Letters To Editor: Modi govt’s ad-hoc vaccine policy, sedition law, West Bengal row
Current ruling dispensation chose to adopt an ad-hoc vaccine policy, which depended on the ability and capacity of only two producers in private sector to vaccinate the whole country
Modi govt’s ad-hoc vaccine policy
The Department of Biotechnology and the Ministry of External Affairs are now in touch with manufacturers like Pfizer and Moderna to augment availability, as India’s daily vaccination rate has slowed down and stagnated. The government said they had also reached out to established pharmaceutical companies and central institutes to ramp up the vaccine production capacity in India. To recollect, in the National Vaccine Policy of April 2011, the Ministry of Health & Family Welfare unveiled a road map for strengthening the Universal Immunisation Programme, as well as streamlining the decision-making process on new vaccine research, product development and introduction. It recommends providing adequate budgetary allocations to create stockpiles and cold chain equipment to deal with disaster and outbreak situations. Yet, the current ruling dispensation chose to adopt an ad-hoc vaccine policy, which depended on the ability and capacity of only two producers in the private sector to vaccinate the whole country. India’s current vaccination rate is abysmally low to achieve the expected coverage in the time frame.
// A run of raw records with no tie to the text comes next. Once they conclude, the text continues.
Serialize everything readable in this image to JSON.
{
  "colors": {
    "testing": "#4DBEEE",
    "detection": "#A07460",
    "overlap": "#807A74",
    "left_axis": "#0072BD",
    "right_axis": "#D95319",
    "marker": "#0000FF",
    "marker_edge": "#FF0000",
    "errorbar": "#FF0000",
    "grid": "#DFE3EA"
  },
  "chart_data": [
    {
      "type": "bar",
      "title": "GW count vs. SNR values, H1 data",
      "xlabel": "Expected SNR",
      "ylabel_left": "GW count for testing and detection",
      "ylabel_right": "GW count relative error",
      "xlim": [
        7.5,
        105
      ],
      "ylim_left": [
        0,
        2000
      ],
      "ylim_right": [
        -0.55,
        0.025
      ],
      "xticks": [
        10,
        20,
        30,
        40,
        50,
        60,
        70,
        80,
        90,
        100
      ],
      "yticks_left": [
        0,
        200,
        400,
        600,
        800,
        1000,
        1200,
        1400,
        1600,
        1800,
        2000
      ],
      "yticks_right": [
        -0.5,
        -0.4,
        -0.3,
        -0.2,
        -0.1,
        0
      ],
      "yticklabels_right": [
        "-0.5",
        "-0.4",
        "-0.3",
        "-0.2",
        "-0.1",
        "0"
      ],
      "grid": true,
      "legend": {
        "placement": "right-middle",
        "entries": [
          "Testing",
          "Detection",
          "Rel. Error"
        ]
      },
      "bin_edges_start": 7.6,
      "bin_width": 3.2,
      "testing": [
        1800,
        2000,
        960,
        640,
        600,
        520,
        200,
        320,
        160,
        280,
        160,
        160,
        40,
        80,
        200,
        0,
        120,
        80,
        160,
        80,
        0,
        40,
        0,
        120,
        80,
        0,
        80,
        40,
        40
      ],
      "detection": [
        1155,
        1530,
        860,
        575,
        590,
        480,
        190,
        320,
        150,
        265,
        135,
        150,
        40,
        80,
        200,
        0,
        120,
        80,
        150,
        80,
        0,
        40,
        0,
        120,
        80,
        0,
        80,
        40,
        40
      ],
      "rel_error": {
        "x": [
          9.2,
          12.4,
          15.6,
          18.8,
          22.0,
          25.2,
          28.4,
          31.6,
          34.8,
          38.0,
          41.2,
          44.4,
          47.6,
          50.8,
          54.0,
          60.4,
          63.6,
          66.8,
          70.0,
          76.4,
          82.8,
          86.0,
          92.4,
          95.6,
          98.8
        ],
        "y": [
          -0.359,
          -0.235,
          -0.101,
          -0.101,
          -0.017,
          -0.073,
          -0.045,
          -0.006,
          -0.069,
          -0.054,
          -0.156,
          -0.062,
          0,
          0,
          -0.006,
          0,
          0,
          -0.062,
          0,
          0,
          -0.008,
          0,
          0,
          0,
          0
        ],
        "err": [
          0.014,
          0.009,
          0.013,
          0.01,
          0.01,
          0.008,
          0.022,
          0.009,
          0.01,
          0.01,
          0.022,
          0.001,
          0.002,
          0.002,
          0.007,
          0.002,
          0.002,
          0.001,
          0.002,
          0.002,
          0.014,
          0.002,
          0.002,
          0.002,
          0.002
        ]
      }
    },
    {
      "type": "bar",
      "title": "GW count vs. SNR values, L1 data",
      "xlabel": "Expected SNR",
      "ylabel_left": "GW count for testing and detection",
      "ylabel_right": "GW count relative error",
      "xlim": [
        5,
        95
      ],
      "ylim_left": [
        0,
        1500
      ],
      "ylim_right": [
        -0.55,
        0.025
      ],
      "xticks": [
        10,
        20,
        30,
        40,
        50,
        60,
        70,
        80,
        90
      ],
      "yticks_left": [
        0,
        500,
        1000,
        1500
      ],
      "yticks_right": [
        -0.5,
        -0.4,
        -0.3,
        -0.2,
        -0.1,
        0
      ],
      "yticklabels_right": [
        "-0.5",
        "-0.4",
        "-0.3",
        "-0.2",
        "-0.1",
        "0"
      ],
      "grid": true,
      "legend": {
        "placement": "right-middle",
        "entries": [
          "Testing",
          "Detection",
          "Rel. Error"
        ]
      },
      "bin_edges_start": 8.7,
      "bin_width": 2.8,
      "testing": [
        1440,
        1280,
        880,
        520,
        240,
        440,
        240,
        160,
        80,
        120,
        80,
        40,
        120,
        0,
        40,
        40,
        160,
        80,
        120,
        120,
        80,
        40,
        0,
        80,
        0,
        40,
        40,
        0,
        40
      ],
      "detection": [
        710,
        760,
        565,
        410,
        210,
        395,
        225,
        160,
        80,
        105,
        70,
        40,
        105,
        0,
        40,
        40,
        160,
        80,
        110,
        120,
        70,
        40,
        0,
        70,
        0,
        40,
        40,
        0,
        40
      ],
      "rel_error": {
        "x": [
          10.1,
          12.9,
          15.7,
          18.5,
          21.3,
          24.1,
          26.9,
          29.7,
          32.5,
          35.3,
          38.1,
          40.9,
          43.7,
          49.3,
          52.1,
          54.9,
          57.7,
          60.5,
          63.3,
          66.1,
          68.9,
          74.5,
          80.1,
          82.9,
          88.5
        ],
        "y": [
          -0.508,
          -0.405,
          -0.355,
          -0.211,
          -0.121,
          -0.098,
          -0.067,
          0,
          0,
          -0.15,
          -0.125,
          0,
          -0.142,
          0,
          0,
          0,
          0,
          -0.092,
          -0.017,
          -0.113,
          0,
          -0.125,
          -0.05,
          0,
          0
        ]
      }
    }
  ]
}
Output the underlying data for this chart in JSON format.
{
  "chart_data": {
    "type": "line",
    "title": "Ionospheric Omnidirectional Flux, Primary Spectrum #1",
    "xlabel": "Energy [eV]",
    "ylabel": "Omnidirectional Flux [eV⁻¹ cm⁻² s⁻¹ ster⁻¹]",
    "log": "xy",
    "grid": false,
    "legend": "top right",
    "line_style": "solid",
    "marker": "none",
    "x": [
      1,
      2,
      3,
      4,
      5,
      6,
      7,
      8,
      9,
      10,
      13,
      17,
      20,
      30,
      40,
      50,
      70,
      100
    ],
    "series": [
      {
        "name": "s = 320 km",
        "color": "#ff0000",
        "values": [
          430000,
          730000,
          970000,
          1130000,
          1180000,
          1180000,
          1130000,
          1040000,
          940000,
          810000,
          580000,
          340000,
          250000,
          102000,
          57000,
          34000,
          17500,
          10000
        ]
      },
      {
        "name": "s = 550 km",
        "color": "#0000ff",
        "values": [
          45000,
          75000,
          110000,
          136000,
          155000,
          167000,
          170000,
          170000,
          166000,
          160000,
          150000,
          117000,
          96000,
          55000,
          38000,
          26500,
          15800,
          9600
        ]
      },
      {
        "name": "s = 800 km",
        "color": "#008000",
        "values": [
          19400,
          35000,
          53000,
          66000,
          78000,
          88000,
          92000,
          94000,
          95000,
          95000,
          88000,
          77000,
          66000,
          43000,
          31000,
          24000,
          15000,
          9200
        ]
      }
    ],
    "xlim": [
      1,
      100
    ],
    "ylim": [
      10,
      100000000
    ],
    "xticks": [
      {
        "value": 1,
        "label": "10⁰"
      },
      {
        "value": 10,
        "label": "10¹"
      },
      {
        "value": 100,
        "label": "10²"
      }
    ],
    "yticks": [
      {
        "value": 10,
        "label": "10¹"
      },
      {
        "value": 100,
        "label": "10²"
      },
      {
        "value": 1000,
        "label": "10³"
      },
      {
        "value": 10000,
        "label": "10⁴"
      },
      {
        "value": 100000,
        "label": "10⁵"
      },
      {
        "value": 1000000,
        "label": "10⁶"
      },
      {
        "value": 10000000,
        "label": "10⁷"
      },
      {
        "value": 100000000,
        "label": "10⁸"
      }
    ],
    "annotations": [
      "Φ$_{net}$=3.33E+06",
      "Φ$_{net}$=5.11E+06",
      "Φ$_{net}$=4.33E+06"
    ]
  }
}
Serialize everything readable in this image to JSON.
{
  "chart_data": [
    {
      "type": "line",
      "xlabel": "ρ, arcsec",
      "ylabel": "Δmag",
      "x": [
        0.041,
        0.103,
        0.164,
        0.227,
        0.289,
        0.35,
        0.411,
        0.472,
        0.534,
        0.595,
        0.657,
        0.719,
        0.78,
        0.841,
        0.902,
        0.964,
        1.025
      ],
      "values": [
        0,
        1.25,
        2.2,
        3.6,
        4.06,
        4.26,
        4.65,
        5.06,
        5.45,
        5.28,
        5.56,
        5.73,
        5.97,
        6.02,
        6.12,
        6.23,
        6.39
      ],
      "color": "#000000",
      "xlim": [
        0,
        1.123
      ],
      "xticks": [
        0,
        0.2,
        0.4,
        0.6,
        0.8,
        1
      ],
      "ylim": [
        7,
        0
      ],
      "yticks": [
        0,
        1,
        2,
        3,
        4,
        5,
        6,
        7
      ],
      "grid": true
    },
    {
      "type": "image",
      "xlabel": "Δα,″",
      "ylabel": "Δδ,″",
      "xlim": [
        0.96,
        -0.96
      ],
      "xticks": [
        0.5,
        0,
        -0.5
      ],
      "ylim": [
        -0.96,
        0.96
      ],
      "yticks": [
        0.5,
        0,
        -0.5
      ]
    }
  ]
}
--Haridasan Rajan, Kozhikode
Another staunch Gandhian leaves us
This refers to the heart touching tribute ‘A Gandhian and a gentleman’ (May 30) by Malini Kalyanam on the demise of V. Kalyanam, the last private secretary to Mahatma Gandhi at the ripe age of 99. The daughter has narrated well her father's simplicity, honesty and dedication to household work reminiscent of Mahatma Gandhi's ways and hard discipline and spartan, frugal approach. As long as the last vestige of wisdom remains and cherished, Bapu and his band of Gandhians will remain etched in memories. Late V. Kalyanam joined the Quit India movement and till the assassination of Bapu was with him. On the day of Bapu's assassination, he was behind him and saw shots fired by Nathuram Godse. It was he who first gave the death news to Nehru and Patel. Subsequently, he worked as secretary to Edwina Mountbatten in England, then came back and worked with C. Rajagopalachari and then with JP.
RIP, the departed soul. --Parthasarathy Sen, New Delhi
Time to review the sedition law
At last, the Supreme Court has taken notice of the blatant and reckless (mis)use of the colonial-era sedition law by present governments. Hearing a petition by two Telugu news channels, the apex court on May 31 underlined that “the ambit and parameters of the provisions of Sections 124A, 153A and 505 of the IPC, 1860, would require interpretation, particularly in the context of right of the media to communicate news and information…”. Over the last few years, it has become a trend to book journalists critical of the government under the stringent sedition law at the drop of a hat. Obviously, the police invoke the law at the behest of their political masters. They also realise that the case would not stand in the court of law, but they use it to harass reporters and supress the dissent. The earlier the SC scraps this law the better. –Anshuman Bhardwaj, Chandigarh
Harassment of Bengal Chief Secy is unfortunate
How low the present central government can stoop to take “revenge” is evident from the case of West Bengal Chief Secretary’s episode. A vindictive central government is attempting to deny a senior bureaucrat a peaceful and respectful retirement, that too, for no obvious fault of the officer. Chief Minister Mamata Banerjee has already explained the entire situation to the Prime Minister. Yet, the Centre is targeting former Chief Secretary Alapan Bandyopadhyay. Is the Modi government trying to give a message to all senior bureaucrats working in various states?